What is a function? I’ve been thinking about this question a lot recently. Mainly, it’s been on my mind, because I’m cynical about how many of our graduating seniors (at a high performing high school/early college) could answer the question in a rigorous, or even intuitive, manner.

This has triggered a number of thoughts about the teaching that goes on in my school and in many other good schools:

- Teachers are missing the big picture. Even at my school that is not bound by the New York State Regents exams, we get so wrapped up in covering the material that’s “supposed to be covered” in Algebra I, Algebra II, etc. We, as teachers, need to identify a few big, important concepts that we hope students will have some understanding of when they graduate. Then, we need to ask ourselves exactly where in the curriculum students will have the opportunity to think about these big picture topics in a meaningful way.

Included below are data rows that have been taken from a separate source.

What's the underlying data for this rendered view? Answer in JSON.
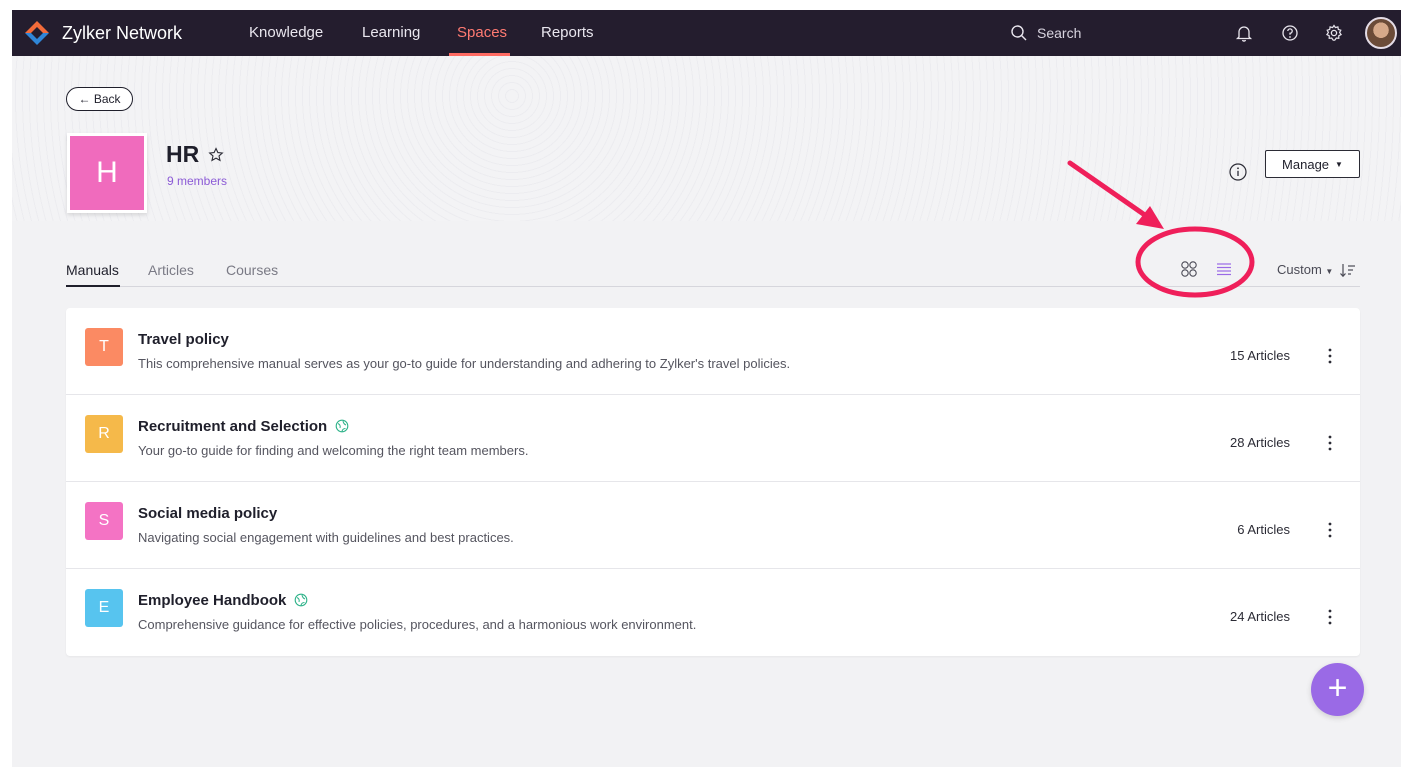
{
  "topbar": {
    "brand": "Zylker Network",
    "nav": [
      {
        "label": "Knowledge"
      },
      {
        "label": "Learning"
      },
      {
        "label": "Spaces"
      },
      {
        "label": "Reports"
      }
    ],
    "search_label": "Search"
  },
  "header": {
    "back_label": "← Back",
    "tile_letter": "H",
    "space_name": "HR",
    "members": "9 members",
    "manage_label": "Manage",
    "tile_color": "#f06bbd"
  },
  "tabs": [
    {
      "label": "Manuals"
    },
    {
      "label": "Articles"
    },
    {
      "label": "Courses"
    }
  ],
  "sort": {
    "label": "Custom"
  },
  "manuals": [
    {
      "letter": "T",
      "color": "#fb8a63",
      "title": "Travel policy",
      "description": "This comprehensive manual serves as your go-to guide for understanding and adhering to Zylker's travel policies.",
      "count": "15 Articles"
    },
    {
      "letter": "R",
      "color": "#f5b94a",
      "title": "Recruitment and Selection",
      "description": "Your go-to guide for finding and welcoming the right team members.",
      "count": "28 Articles"
    },
    {
      "letter": "S",
      "color": "#f473c4",
      "title": "Social media policy",
      "description": "Navigating social engagement with guidelines and best practices.",
      "count": "6 Articles"
    },
    {
      "letter": "E",
      "color": "#57c4ef",
      "title": "Employee Handbook",
      "description": "Comprehensive guidance for effective policies, procedures, and a harmonious work environment.",
      "count": "24 Articles"
    }
  ],
  "fab_label": "+",
  "colors": {
    "topbar": "#241d2e",
    "accent_nav": "#ff6b63",
    "annotation": "#ef1f5a",
    "fab": "#9a6ae6"
  }
}
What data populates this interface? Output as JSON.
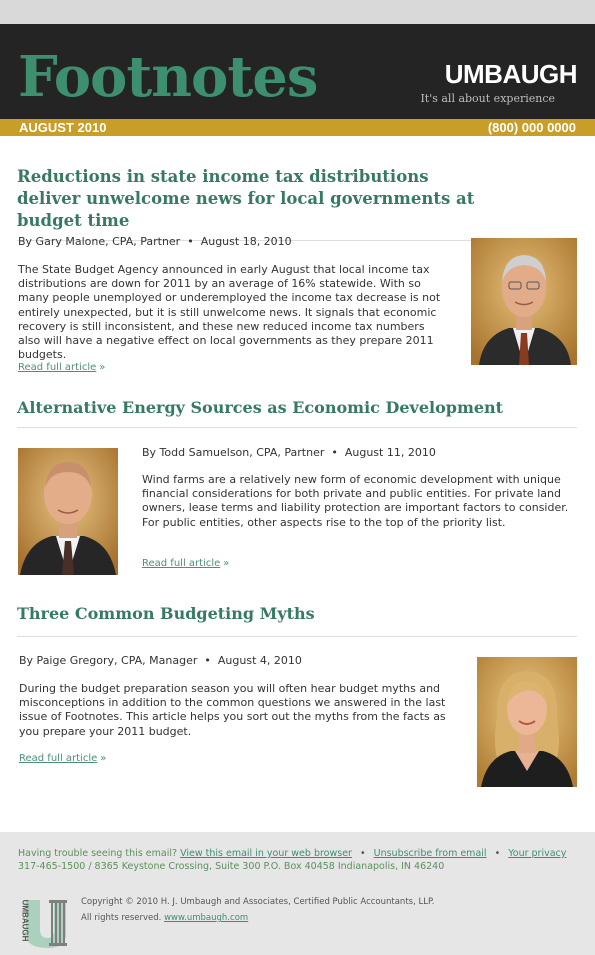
{
  "header": {
    "masthead": "Footnotes",
    "brand": "UMBAUGH",
    "tagline": "It's all about experience",
    "issue_date": "AUGUST 2010",
    "phone": "(800) 000 0000"
  },
  "articles": [
    {
      "title": "Reductions in state income tax distributions deliver unwelcome news for local governments at budget time",
      "byline": "By Gary Malone, CPA, Partner",
      "date": "August 18, 2010",
      "body": "The State Budget Agency announced in early August that local income tax distributions are down for 2011 by an average of 16% statewide.  With so many people unemployed or underemployed the income tax decrease is not entirely unexpected, but it is still unwelcome news.  It signals that economic recovery is still inconsistent, and these new reduced income tax numbers also will have a negative effect on local governments as they prepare 2011 budgets.",
      "link": "Read full article",
      "link_arrow": "»"
    },
    {
      "title": "Alternative Energy Sources as Economic Development",
      "byline": "By Todd Samuelson, CPA, Partner",
      "date": "August 11, 2010",
      "body": "Wind farms are a relatively new form of economic development with unique financial considerations for both private and public entities. For private land owners, lease terms and liability protection are important factors to consider. For public entities, other aspects rise to the top of the priority list.",
      "link": "Read full article",
      "link_arrow": "»"
    },
    {
      "title": "Three Common Budgeting Myths",
      "byline": "By Paige Gregory, CPA, Manager",
      "date": "August 4, 2010",
      "body": "During the budget preparation season you will often hear budget myths and misconceptions in addition to the common questions we answered in the last issue of Footnotes.  This article helps you sort out the myths from the facts as you prepare your 2011 budget.",
      "link": "Read full article",
      "link_arrow": "»"
    }
  ],
  "footer": {
    "trouble": "Having trouble seeing this email?",
    "web_link": "View this email in your web browser",
    "unsubscribe": "Unsubscribe from email",
    "privacy": "Your privacy",
    "separator": "•",
    "address": "317-465-1500 / 8365 Keystone Crossing, Suite 300 P.O. Box 40458 Indianapolis, IN 46240",
    "copyright": "Copyright © 2010  H. J. Umbaugh and Associates, Certified Public Accountants, LLP.",
    "rights": "All rights reserved.",
    "site": "www.umbaugh.com",
    "logo_text": "UMBAUGH"
  },
  "colors": {
    "accent_green": "#367a60",
    "gold": "#c89e28",
    "header_bg": "#242424"
  }
}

- Procedure is part of the problem. Students won’t remember most procedures thirty years from now, and I don’t really care if they do. However, I do want my students to have a thoughtful answer to the question “What is a function?” thirty years from now. In this light, I’m starting to have issues with topics like the “vertical line test,” because it teaches student that the procedural question “Is it a function?” is more important than the the deep question “What is a function?”
- x’s and y’s are part of the problem. They are the mathematical standard variables to use in most textbooks, but I think a student’s understanding of functions (and of most math) gets conjoined with x’s and y’s in an unhealthy way. I’m interested in changing some of our questions to look like: “b = 5. Is
*b* a function of the variable *m*. Explain your reasoning.”